Una linea che ora Israele, come ha fatto chiaramente capire negli ultimi giorni mettendo a segno più colpi, vuole eliminare.
La presenza di caschi blu in Libano ostacola la creazione di una nuova “fascia di sicurezza”, così come Israele punta a spingere i palestinesi in spazi sempre più ristretti.
Come a Gaza, il cinico Netanyahu non vuole occhi internazionali. E tutto questo in attesa della rappresaglia israeliana sull’Iran, in un contesto in cui Europa e Stati Uniti fanno finta di non vedere quanto sta avvenendo in Medio Oriente.
Nel frattempo, Israele continua a ricevere, soprattutto dagli Usa, decine di miliardi di aiuti militari.
Perché tutta questa incoerenza? Il punto è che l’Occidente è per vari motivi geopolitici ed economici legato ad Israele, oltre al fatto che quest’ultimo detiene una quota importante del mercato mondiale della cybersecurity.
In realtà, non è solo l’Occidente a chiudere un occhio. Non c’è nessuno stato arabo che nei fatti sostenga la causa palestinese o degli Hezbollah libanesi.
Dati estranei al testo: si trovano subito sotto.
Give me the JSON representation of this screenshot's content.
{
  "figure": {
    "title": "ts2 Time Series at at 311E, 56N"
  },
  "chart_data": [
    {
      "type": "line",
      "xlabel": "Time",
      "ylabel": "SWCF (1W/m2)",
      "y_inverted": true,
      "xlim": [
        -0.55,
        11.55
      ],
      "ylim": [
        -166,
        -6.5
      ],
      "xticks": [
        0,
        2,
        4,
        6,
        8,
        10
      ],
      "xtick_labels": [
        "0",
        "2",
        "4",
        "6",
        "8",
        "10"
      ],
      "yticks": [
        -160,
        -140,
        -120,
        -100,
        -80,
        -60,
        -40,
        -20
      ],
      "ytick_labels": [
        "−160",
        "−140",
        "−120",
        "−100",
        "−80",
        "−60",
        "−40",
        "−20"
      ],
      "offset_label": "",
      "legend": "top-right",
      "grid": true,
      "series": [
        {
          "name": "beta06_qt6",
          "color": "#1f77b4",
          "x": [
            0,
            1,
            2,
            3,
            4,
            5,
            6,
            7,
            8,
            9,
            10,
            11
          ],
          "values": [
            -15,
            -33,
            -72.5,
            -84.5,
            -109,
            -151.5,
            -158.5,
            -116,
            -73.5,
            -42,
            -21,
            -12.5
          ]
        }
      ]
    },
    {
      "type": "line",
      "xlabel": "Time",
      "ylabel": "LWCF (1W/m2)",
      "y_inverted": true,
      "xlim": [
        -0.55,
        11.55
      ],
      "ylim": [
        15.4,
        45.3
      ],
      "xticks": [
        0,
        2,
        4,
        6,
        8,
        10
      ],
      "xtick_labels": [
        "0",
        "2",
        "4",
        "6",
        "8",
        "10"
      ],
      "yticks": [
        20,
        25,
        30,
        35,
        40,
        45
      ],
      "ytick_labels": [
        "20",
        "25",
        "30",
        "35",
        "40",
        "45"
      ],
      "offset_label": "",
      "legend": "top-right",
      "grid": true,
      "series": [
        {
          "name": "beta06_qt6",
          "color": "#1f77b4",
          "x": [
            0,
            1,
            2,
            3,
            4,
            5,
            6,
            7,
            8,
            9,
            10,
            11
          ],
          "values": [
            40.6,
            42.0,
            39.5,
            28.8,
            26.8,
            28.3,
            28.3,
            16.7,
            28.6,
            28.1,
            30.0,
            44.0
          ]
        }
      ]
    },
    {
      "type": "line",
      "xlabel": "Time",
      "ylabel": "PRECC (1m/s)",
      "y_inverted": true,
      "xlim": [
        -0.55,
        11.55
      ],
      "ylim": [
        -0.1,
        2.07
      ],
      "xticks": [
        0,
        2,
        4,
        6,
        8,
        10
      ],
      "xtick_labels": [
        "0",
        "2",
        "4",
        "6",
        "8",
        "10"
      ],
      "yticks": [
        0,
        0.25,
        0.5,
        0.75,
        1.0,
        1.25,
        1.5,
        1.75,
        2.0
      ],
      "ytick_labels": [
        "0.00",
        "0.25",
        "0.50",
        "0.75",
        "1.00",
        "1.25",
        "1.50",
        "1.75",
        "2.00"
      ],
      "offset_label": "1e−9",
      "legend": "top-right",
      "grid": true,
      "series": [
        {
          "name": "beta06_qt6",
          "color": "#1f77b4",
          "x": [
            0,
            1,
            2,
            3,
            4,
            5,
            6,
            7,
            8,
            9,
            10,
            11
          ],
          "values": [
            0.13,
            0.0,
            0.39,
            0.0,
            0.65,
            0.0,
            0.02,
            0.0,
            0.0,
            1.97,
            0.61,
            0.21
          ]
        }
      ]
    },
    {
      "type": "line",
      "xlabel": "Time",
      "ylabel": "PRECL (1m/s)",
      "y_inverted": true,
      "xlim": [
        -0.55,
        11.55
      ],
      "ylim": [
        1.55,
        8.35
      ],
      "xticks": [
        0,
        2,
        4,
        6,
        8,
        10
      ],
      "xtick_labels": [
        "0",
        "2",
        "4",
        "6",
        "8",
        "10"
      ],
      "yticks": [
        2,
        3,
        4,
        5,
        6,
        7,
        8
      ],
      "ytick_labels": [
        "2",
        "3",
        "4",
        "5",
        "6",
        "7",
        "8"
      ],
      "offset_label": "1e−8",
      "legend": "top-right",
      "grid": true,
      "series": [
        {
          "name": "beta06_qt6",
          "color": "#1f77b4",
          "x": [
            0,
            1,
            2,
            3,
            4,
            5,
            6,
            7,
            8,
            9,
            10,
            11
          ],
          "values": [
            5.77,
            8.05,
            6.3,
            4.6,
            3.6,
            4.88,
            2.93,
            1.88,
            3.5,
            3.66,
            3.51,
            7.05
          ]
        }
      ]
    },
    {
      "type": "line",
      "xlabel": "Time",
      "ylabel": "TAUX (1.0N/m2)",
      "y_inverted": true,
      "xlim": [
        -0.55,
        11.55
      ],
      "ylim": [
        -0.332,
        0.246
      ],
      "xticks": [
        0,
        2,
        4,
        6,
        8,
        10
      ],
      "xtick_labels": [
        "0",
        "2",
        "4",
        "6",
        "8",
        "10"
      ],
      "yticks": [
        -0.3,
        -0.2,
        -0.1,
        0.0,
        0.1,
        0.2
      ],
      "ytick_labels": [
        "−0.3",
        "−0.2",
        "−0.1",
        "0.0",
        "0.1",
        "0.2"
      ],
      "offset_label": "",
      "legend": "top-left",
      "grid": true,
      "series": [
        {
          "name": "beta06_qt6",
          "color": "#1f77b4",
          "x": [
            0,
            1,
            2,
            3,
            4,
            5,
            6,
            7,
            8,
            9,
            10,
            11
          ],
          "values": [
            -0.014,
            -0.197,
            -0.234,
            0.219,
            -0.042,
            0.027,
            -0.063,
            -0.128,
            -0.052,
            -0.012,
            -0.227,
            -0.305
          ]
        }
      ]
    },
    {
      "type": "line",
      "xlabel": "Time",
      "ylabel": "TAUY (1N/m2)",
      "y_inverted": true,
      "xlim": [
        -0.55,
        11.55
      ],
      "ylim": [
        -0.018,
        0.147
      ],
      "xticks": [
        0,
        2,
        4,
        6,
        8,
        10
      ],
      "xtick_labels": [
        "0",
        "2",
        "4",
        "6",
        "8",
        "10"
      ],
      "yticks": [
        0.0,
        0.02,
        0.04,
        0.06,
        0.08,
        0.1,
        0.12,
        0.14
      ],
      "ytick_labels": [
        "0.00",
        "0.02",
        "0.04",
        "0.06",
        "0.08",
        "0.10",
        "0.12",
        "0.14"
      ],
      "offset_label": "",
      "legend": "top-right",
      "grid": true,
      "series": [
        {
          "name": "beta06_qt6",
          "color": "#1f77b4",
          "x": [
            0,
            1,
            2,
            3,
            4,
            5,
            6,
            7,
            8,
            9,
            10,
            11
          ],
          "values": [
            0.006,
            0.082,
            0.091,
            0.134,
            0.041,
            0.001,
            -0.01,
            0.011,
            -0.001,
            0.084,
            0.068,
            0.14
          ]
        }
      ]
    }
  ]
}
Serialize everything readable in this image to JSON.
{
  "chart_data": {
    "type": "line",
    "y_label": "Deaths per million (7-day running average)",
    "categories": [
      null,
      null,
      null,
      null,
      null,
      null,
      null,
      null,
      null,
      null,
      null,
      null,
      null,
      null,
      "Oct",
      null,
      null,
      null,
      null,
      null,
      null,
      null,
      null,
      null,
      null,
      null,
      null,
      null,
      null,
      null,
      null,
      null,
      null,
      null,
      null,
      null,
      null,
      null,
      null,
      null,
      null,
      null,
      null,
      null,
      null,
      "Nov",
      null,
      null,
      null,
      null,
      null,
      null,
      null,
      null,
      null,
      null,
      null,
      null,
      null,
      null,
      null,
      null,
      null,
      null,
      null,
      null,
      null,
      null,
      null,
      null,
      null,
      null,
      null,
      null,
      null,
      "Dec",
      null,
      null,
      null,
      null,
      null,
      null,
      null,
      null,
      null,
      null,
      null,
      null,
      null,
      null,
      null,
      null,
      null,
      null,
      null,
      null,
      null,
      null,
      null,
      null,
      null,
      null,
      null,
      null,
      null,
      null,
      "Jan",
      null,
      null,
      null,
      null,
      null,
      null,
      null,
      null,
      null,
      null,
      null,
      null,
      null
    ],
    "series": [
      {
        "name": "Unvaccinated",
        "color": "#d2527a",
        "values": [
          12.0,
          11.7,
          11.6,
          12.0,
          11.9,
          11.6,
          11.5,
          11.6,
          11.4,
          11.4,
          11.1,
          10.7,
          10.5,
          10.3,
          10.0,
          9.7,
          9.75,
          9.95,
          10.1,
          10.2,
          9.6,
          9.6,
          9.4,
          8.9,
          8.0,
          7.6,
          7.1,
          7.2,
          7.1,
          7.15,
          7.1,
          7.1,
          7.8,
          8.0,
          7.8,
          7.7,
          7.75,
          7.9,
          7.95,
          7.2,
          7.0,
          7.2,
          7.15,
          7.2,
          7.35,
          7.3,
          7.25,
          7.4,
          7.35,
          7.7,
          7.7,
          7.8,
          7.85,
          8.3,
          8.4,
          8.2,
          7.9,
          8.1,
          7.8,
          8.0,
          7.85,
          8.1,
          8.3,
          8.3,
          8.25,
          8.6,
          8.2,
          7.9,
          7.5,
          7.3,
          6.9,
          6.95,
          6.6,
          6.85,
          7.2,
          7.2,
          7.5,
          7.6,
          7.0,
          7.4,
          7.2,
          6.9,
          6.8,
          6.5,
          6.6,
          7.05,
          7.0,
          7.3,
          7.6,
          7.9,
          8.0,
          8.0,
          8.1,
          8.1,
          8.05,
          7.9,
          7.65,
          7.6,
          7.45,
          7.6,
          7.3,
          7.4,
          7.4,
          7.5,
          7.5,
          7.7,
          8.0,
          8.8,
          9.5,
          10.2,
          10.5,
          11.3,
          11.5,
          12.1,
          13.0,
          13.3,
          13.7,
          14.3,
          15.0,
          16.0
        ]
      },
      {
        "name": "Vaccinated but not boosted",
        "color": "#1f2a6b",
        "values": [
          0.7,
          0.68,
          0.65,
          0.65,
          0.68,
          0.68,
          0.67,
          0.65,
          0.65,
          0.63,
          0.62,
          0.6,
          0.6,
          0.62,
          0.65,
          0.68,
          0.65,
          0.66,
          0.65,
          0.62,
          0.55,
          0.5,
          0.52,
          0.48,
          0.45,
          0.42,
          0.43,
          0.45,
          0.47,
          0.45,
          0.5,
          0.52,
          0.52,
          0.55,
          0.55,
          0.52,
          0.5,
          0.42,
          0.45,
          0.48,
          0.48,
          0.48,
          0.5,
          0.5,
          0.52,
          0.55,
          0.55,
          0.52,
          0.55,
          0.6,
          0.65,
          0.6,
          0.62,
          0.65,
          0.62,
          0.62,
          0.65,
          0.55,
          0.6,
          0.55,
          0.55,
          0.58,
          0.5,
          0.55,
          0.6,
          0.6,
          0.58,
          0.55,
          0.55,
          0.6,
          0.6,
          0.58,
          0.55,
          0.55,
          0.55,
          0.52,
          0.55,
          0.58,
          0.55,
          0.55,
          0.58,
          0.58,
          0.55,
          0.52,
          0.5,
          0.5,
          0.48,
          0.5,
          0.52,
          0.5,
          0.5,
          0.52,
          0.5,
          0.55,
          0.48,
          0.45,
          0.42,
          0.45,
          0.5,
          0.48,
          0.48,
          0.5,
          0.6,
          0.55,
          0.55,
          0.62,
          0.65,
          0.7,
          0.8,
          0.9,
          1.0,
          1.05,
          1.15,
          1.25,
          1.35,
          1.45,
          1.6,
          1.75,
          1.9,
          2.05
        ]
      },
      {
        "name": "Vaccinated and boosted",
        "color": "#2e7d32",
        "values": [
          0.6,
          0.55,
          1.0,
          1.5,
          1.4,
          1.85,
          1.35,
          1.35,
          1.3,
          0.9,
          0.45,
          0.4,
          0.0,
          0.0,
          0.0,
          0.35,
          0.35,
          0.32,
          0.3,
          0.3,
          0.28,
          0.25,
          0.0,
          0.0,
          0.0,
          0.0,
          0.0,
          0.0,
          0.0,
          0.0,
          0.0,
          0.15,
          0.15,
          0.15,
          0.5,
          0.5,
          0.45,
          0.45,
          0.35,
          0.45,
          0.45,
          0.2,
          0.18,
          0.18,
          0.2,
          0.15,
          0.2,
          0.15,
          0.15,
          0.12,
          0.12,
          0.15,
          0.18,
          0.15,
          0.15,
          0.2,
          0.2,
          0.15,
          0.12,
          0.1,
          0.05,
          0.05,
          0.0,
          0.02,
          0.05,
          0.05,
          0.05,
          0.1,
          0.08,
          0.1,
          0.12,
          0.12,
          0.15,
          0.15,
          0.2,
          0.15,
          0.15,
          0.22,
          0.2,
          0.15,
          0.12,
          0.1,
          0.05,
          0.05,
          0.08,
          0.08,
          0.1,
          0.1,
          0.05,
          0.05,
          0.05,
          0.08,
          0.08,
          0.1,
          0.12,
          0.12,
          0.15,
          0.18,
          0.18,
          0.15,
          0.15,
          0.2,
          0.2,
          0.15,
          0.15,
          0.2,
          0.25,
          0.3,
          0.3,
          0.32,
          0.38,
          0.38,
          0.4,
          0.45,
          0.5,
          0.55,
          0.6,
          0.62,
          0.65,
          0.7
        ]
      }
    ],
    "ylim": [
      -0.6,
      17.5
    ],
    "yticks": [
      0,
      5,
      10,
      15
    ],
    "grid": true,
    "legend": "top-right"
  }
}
Le monarchie del Golfo, l’Arabia saudita, l’Egitto, e il Marocco si sono avvicinati a Israele. Lo stesso Erdogan, che lancia gravissime accuse contro lo Stato ebraico, non ha mai fermato le vendite di armi turche a Israele.
Il mondo resta, dunque, in attesa che il governo di Tel Aviv imponga il “nuovo ordine” mediorientale. Possibilmente senza l’Onu tra i piedi.